Ainda assim, curiosamente, apesar das denúncias colhidas durante a investigação que culminou na deflagração da Operação Sermão aos Peixes, todas contidas no relatório, confirmarem a atuação suspeita do ICN nos cofres da SES desde 2004, o delegado Alexandre Saraiva, Superintendente Regional da Polícia Federal no Maranhão, durante coletiva de imprensa, acabou se confundindo ou faltando com a verdade ao declarar que não há nada de estranho no fato das investigações terem se concentrados somente nas movimentações financeiras do instituto a partir de 2010.
Também presente da coletiva, o delegado da Polícia Federal Sandro Jansen, chefe da Unidade Especial de Repressão e Controle de Desvio de Verbas no Maranhão e responsável pela operação, também acabou se confundindo ou faltando com a verdade. Ao tentar salvar o colega, ele afirmou que não sabia se havia um algum levantamento do Coaf do período anterior ao de 2010.

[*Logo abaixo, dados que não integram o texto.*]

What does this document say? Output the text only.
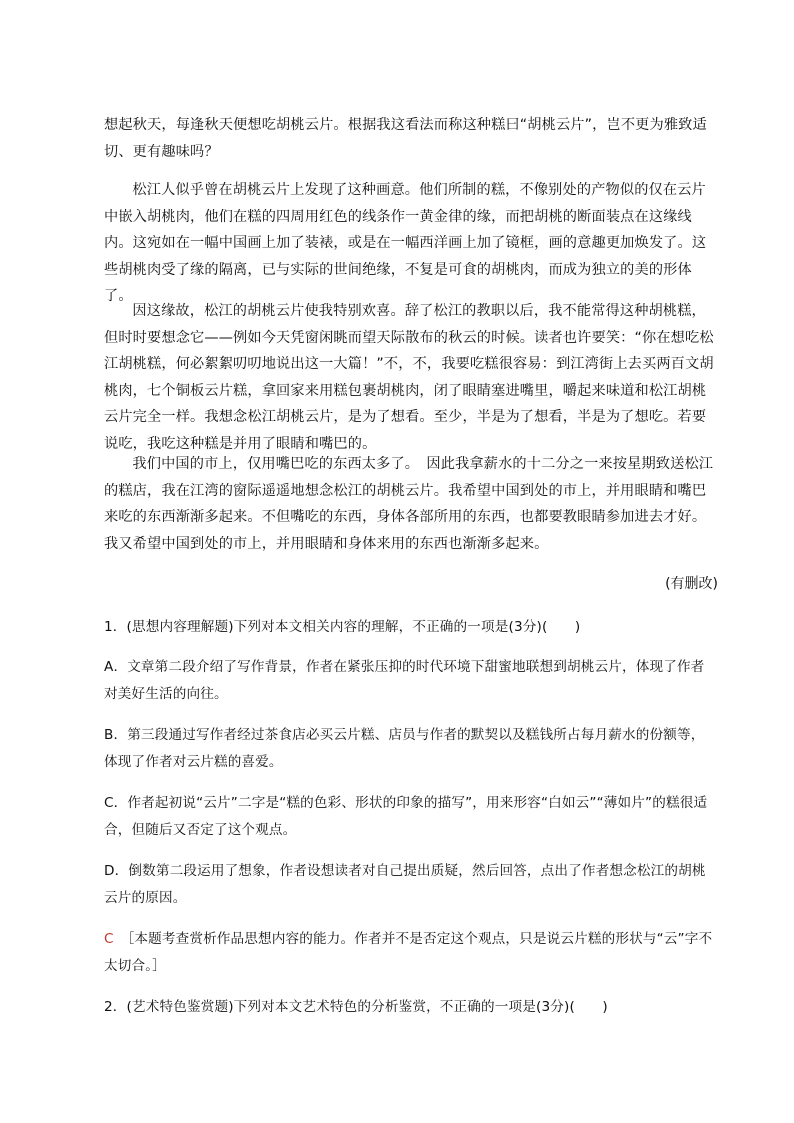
想起秋天，每逢秋天便想吃胡桃云片。根据我这看法而称这种糕曰“胡桃云片”，岂不更为雅致适切、更有趣味吗？

松江人似乎曾在胡桃云片上发现了这种画意。他们所制的糕，不像别处的产物似的仅在云片中嵌入胡桃肉，他们在糕的四周用红色的线条作一黄金律的缘，而把胡桃的断面装点在这缘线内。这宛如在一幅中国画上加了装裱，或是在一幅西洋画上加了镜框，画的意趣更加焕发了。这些胡桃肉受了缘的隔离，已与实际的世间绝缘，不复是可食的胡桃肉，而成为独立的美的形体了。

因这缘故，松江的胡桃云片使我特别欢喜。辞了松江的教职以后，我不能常得这种胡桃糕，但时时要想念它——例如今天凭窗闲眺而望天际散布的秋云的时候。读者也许要笑：“你在想吃松江胡桃糕，何必絮絮叨叨地说出这一大篇！”不，不，我要吃糕很容易：到江湾街上去买两百文胡桃肉，七个铜板云片糕，拿回家来用糕包裹胡桃肉，闭了眼睛塞进嘴里，嚼起来味道和松江胡桃云片完全一样。我想念松江胡桃云片，是为了想看。至少，半是为了想看，半是为了想吃。若要说吃，我吃这种糕是并用了眼睛和嘴巴的。

我们中国的市上，仅用嘴巴吃的东西太多了。　因此我拿薪水的十二分之一来按星期致送松江的糕店，我在江湾的窗际遥遥地想念松江的胡桃云片。我希望中国到处的市上，并用眼睛和嘴巴来吃的东西渐渐多起来。不但嘴吃的东西，身体各部所用的东西，也都要教眼睛参加进去才好。我又希望中国到处的市上，并用眼睛和身体来用的东西也渐渐多起来。

(有删改)

1．(思想内容理解题)下列对本文相关内容的理解，不正确的一项是(3分)(　　)

A．文章第二段介绍了写作背景，作者在紧张压抑的时代环境下甜蜜地联想到胡桃云片，体现了作者对美好生活的向往。

B．第三段通过写作者经过茶食店必买云片糕、店员与作者的默契以及糕钱所占每月薪水的份额等，体现了作者对云片糕的喜爱。

C．作者起初说“云片”二字是“糕的色彩、形状的印象的描写”，用来形容“白如云”“薄如片”的糕很适合，但随后又否定了这个观点。

D．倒数第二段运用了想象，作者设想读者对自己提出质疑，然后回答，点出了作者想念松江的胡桃云片的原因。

C　 ［本题考查赏析作品思想内容的能力。作者并不是否定这个观点，只是说云片糕的形状与“云”字不太切合。］

2．(艺术特色鉴赏题)下列对本文艺术特色的分析鉴赏，不正确的一项是(3分)(　　)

A explicação para as declarações dos delegados da Polícia Federal, porém, pode ser mais simples do que a feição tranquila esboçada por ambos ao se confundirem ou faltarem com a verdade à imprensa: apesar de Ricardo Murad ter comandado a SES desde o ano anterior, os quatro primeiros meses de 2009, quando o ICN garfou R$ 113.690.369,57 do erário segundo o próprio relatório relacionado ao inquérito da Operação Sermão aos Peixes, era Jackson Lago, o maior adversário histórico dos Sarneys e de Murad, quem ainda estava no poder.
Outro fato curioso é quem quem comandava a SES durante o governo de Zé Reinaldo era a atual titular da mesma pasta na Prefeitura de São Luís, a vereador Helena Duailibe.
Outro lado
Procurada pelo Atual7, a Polícia Federal informou, em nota, que não se pronuncia sobre investigações em andamento - o que confirma, em tese, a entrada do governo Flávio Dino no olho do furação, numa nova fase da Operação Sermão aos Peixes - e que embora a Justiça tenha autorizado a quebra do sigilo do Inquérito Policial, com exceção das interceptações telefônicas, o mesmo inquérito é revestido de sigilo, e que as denúncias serão investigadas dentro de sua esfera de atribuição.
A PF disse ainda que só repassada informações à imprensa sobre operações em andamento somente quando estas são deflagradas, evitando, assim, possíveis prejuízos ao andamento do trabalho de investigação.